Some kids, like this one, are too sick for us to treat. We send them to Grace Children's Hospital, about a 15 minute walk. This boy had fallen and it looked like he had fractured his wrist and his ankle.
My last outing was with a medical team from Florida. They were working with Christian Service International to hold a week-long clinic in a village 15 minutes outside Croix de Bouquets. They used students from Quisqueya school as translators, so I was able to hitch a ride along with the students. This wound is the result of a very poor job of removing a lipoma. The woman showed up at the clinic with a huge hematoma at the sight and with a wound that was not even close to healing. By the time I saw it, on Friday, the team had drained the hematoma and cleaned out the wound and it was much better. It still required a lot of packing (it was about 3 cm deep, 8 cm long and 6 cm wide). Gross!
Another of our handsome patients!
The last patient we saw was a 46 year old woman who had recently gone blind and was not in apparent kidney failure. The solution to her problem is hemodialysis, a very expensive and invasive treatment that we don't have in rural Haiti. In fact, I would be surprised if we had it in Haiti at all. There was nothing we could do for her except give her vitamins and pray over her. She will most likely die.
When our mobile clinic was done, we visited the main clinic in Croix de Bouquets. It was huge and seemed more hospital like to me.
I spent my nights at my friend Kim's apartment. Kim and I met on my first trip to Haiti in May 2006. We were both visiting HFC for the first time and we were both hoping to return there to intern. She ended up living there for 3 months before I did and we have remained good friends since. Kim teaches at Quisqueya Christian School on Delmas 75, so I got to know the school and some of her colleagues and students.
The QCS girls have a soccer team but none of the other schools in PAP have female soccer teams so they have no one to play in matches. To solve that dilemma, the female teachers formed their own team and compete against the girls. I got recruited to play for the teachers' team, the Bald/Golden Eagles. I have to be honest: we are a pathetic team! I know how to play, given the many games that I have watched with our HFC boys and with my little brother, but I don't always have the skills to execute. Kim is at about the same skill level and the rest of the team...well, let's just say that they are learning.
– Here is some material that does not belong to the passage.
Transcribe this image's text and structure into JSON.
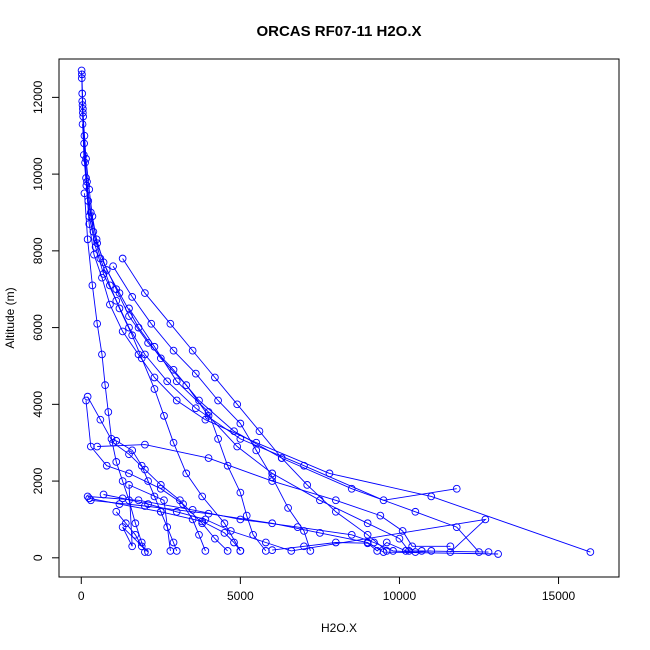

All in all, we did remarkably well considering our lack of talent. Kim scored and I scored and we were in a tie game, 4-4 when the official time ended. We went into overtime, and lost after 7 minutes. That's OK - the girls were a lot more excited about winning than we would have been.
We accepted a replacement goalie for part of the game. His name is Douglas, but we didn't want it to be obvious that we were recruiting male help, so we had him wear a lovely wig and skirt.
It was a good week. I met a lot of people and made some very good connections to the medical world. Have I decided where I want to work in September? No. But I will, soon.